Für wen sich ein Elektroauto lohnt

Das Auto an der Steckdose laden und nach wenigen Stunden einfach losfahren – klingt einfach und toll. Doch jeder einzelne muss für sich durchrechnen, ob sich ein Elektroauto künftig lohnt, also im Stadtverkehr und auf Kurzstrecken, wie etwa dem Arbeitsweg. Noch bis Mitte 2019 gewährt der Staat eine Kaufprämie für Elektroautos.

In der Großstadt lohnt sich bis dato nur ein Elektroauto, wenn man gesicherte Stromzufuhr (etwa durch den Arbeitgeber) hat. Elektroautos dürfen sich nie ganz entladen. Lässt man das Auto länger mal stehen, geschieht das jedoch. Die jetzigen Auflademöglichkeiten bieten leider noch keine zufriedenstellende, optimale Lösung. Es ist immer Selbstrecherche vonnöten, ob am Ziel eine Steckdose vorhanden ist.

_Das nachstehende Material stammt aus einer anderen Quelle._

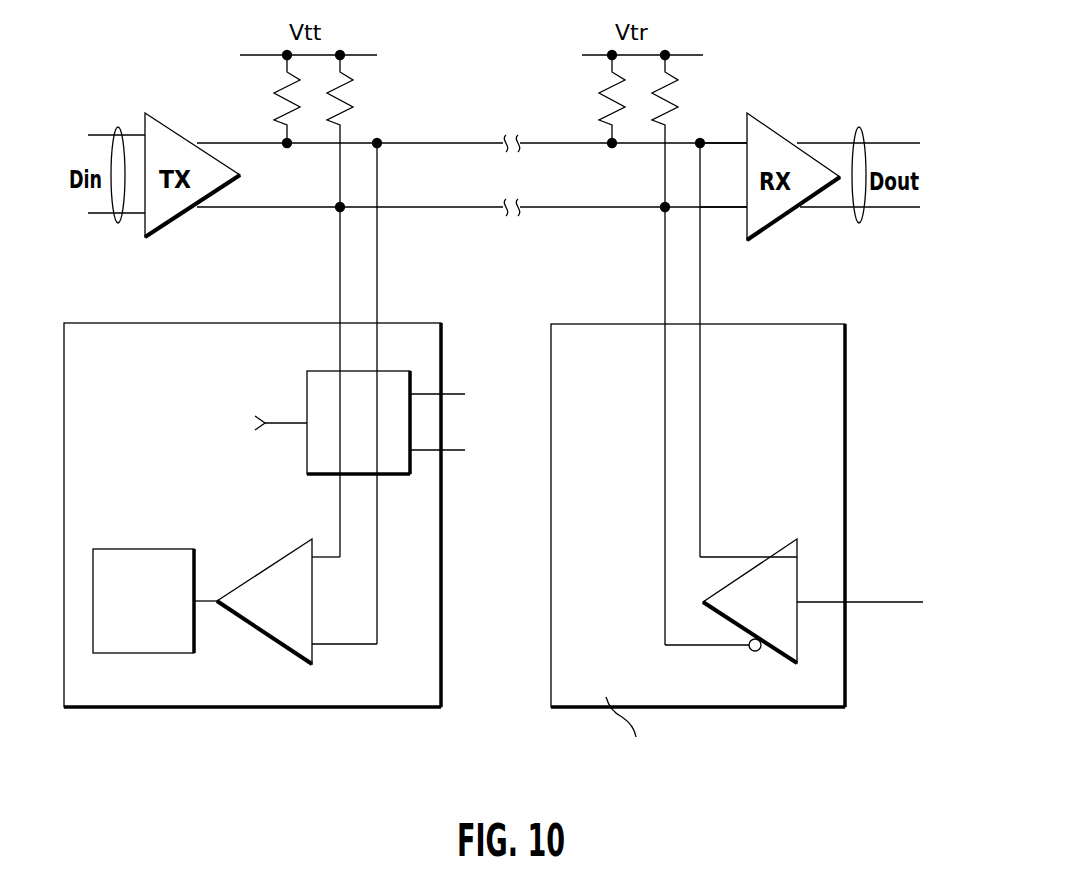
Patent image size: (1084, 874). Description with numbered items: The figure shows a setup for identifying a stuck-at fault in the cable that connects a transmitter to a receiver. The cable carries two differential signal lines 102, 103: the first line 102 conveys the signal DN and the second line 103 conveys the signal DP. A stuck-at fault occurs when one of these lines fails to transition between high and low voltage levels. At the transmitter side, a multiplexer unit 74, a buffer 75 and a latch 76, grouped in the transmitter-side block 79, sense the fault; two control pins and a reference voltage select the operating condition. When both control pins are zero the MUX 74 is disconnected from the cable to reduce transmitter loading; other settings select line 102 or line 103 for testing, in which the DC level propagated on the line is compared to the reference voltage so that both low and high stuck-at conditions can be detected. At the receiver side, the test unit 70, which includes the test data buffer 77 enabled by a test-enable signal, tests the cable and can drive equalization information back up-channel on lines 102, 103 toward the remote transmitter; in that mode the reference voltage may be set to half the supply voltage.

The differential signal line 102 is at (427, 143).
The differential signal line 103 is at (427, 207).
The test unit 70 is at (823, 692).
The multiplexer unit 74 is at (388, 466).
The buffer 75 is at (281, 565).
The latch 76 is at (160, 556).
The tri-state test data buffer 77 is at (783, 558).
The test comparison circuit block 79 is at (306, 692).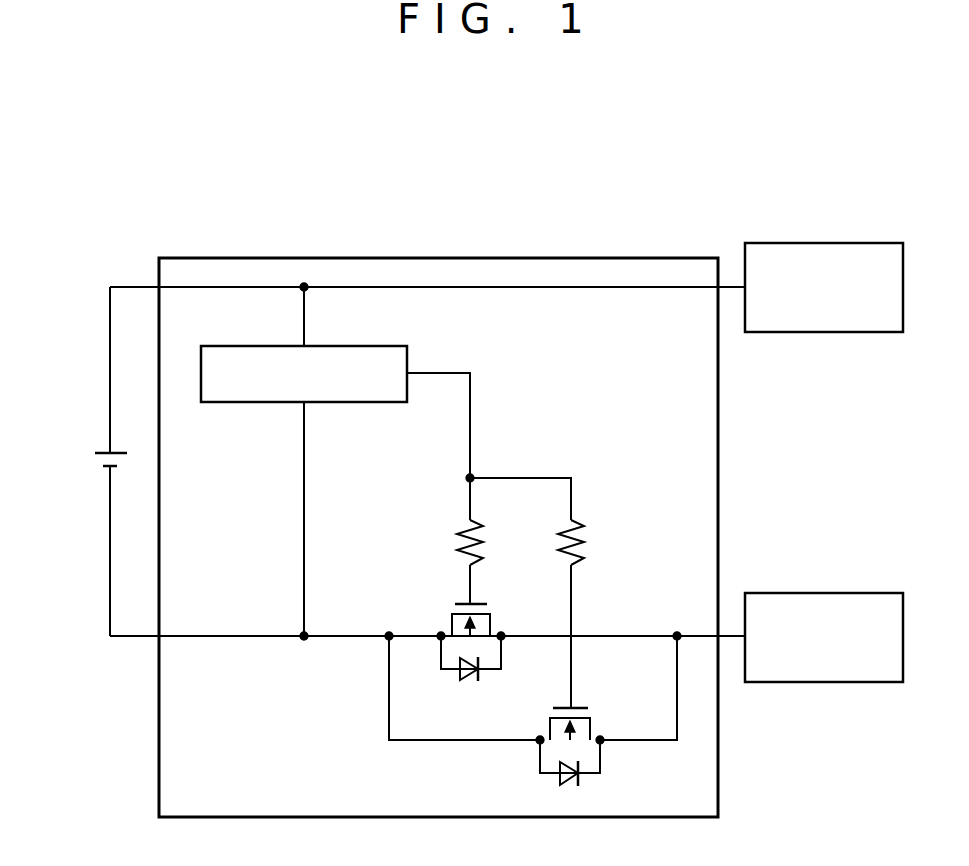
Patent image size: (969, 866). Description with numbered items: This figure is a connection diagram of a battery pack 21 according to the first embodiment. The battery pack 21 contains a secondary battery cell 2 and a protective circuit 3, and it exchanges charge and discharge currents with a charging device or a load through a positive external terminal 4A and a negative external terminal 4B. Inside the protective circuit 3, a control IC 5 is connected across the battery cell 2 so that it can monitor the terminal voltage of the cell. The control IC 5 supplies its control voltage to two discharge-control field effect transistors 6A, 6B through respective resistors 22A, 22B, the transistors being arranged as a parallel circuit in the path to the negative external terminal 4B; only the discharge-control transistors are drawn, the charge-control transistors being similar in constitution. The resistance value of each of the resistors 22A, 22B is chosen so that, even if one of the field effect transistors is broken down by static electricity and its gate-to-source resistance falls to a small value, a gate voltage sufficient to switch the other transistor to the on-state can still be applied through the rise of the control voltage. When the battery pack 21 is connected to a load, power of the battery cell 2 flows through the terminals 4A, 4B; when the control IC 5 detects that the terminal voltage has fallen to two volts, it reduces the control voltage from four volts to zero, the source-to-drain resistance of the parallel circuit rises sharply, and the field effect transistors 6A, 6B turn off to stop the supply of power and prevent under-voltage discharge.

The battery pack 21 is at (644, 232).
The secondary battery cell 2 is at (96, 453).
The protective circuit 3 is at (718, 458).
The positive external terminal 4A is at (820, 243).
The negative external terminal 4B is at (822, 593).
The control IC 5 is at (393, 346).
The resistor 22A is at (458, 562).
The resistor 22B is at (583, 560).
The field effect transistor 6A is at (452, 632).
The field effect transistor 6B is at (590, 728).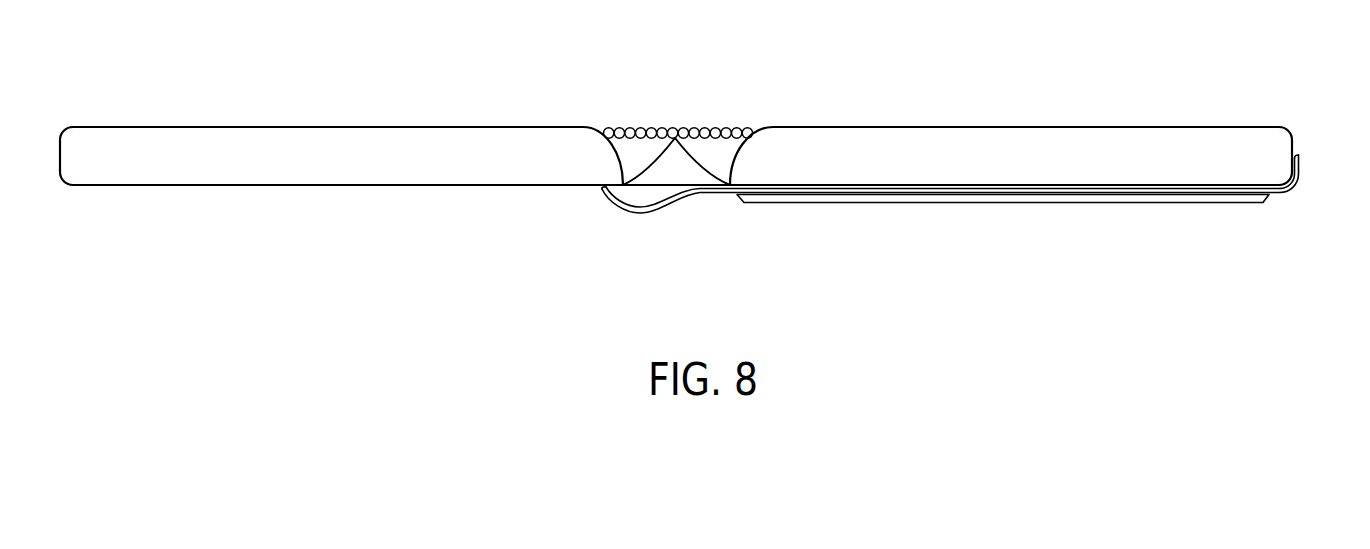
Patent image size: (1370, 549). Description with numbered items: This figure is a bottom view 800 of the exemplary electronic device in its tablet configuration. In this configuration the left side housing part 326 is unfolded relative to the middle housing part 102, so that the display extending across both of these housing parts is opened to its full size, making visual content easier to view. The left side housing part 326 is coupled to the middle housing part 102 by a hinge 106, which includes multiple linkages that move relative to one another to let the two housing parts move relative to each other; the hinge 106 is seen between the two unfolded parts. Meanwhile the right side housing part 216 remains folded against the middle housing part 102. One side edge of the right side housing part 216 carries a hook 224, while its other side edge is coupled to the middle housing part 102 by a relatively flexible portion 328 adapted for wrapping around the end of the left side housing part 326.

The bottom view 800 is at (705, 150).
The left side housing part 326 is at (339, 133).
The middle housing part 102 is at (1017, 133).
The hinge 106 is at (663, 133).
The hook 224 is at (647, 213).
The right side housing part 216 is at (1000, 190).
The flexible portion 328 is at (1290, 190).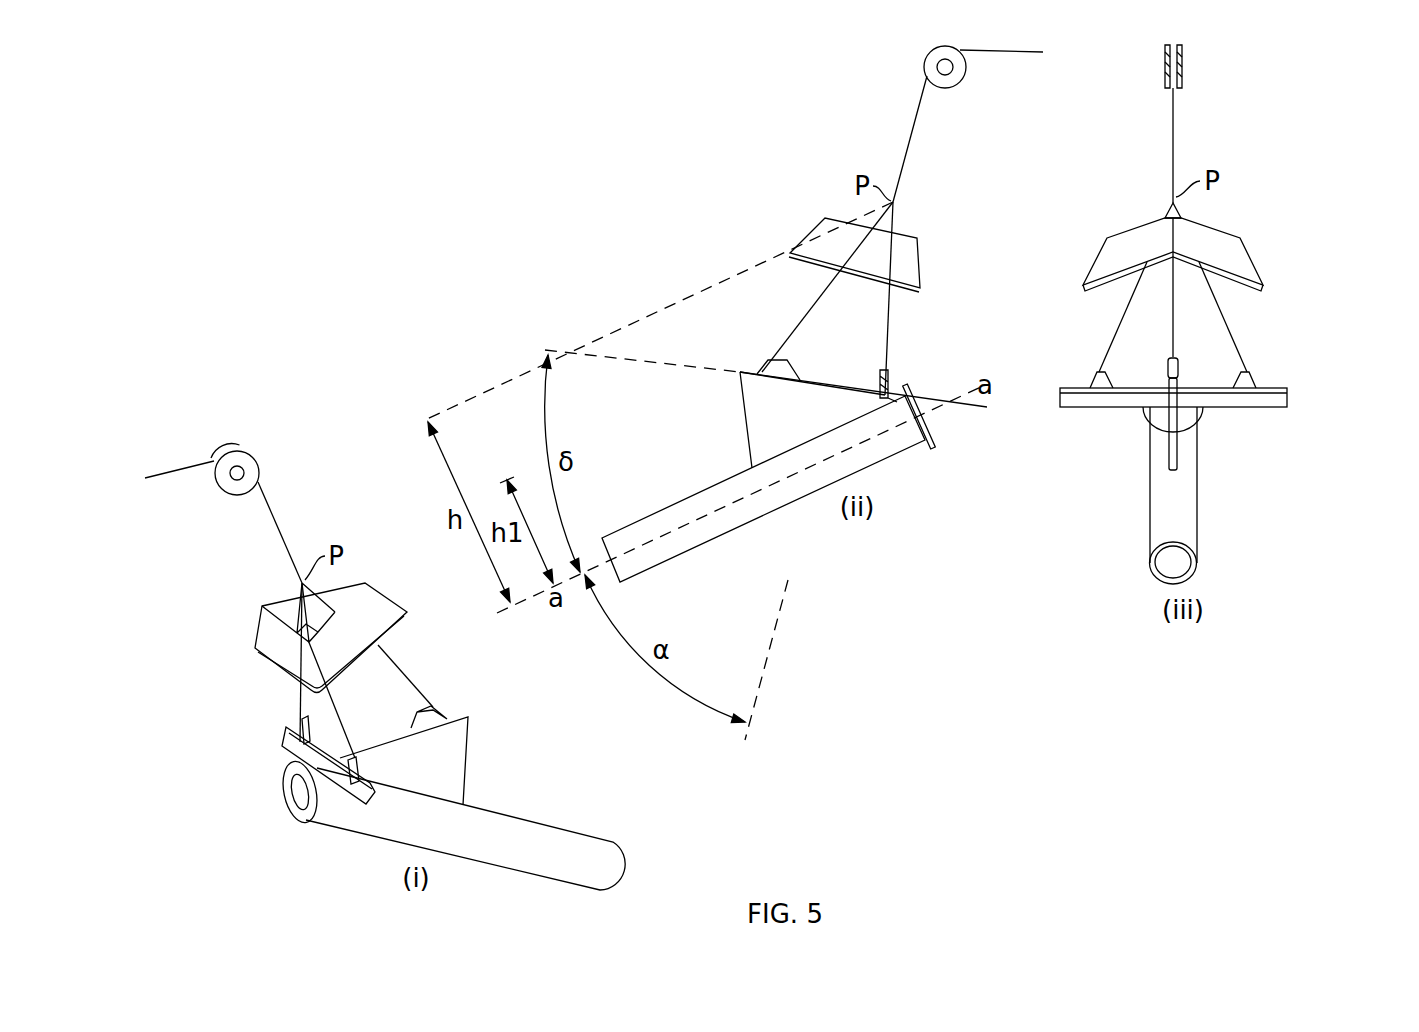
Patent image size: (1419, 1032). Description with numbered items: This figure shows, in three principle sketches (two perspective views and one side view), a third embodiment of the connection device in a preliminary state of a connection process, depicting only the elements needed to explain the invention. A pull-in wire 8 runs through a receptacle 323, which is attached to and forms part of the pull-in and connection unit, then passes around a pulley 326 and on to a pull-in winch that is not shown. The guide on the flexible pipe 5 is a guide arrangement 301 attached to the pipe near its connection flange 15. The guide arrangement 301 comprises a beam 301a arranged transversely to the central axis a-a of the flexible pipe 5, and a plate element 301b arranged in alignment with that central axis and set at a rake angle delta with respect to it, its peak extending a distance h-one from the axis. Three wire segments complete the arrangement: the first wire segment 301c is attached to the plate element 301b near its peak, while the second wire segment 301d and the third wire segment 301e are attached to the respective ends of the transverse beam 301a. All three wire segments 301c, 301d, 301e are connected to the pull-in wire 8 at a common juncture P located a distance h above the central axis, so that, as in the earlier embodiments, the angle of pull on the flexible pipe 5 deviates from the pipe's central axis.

The flexible pipe 5 is at (540, 864).
The pull-in wire 8 is at (275, 519).
The connection flange 15 is at (289, 812).
The guide arrangement 301 is at (485, 693).
The beam 301a is at (287, 729).
The plate element 301b is at (398, 776).
The first wire segment 301c is at (397, 670).
The second wire segment 301d is at (300, 700).
The third wire segment 301e is at (447, 716).
The receptacle 323 is at (388, 597).
The pulley 326 is at (259, 456).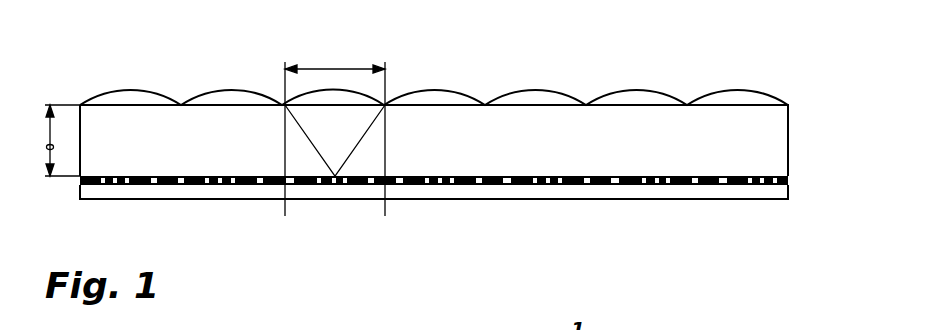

Zwei Drittel der Erwerbstätigen (68 Prozent) fahren im Schnitt mit dem Pkw zum Arbeitsplatz – allein. Würde man den Fokus auf mehr Mitfahrgelegenheiten legen und bspw. wie in den USA „Fast Lanes“ schaffen für Autos mit mindestens zwei Personen, könnte man verstopfte Straßen, Staus und Verkehrsdichte weiter reduzieren. Fazit: Die Anreize sind geschaffen, aber noch nicht durchdacht. Nicht die Elektroautos allein gewährleisten eine grüne Zukunft, sondern eine überholte Infrastruktur mit neuen Konzepten.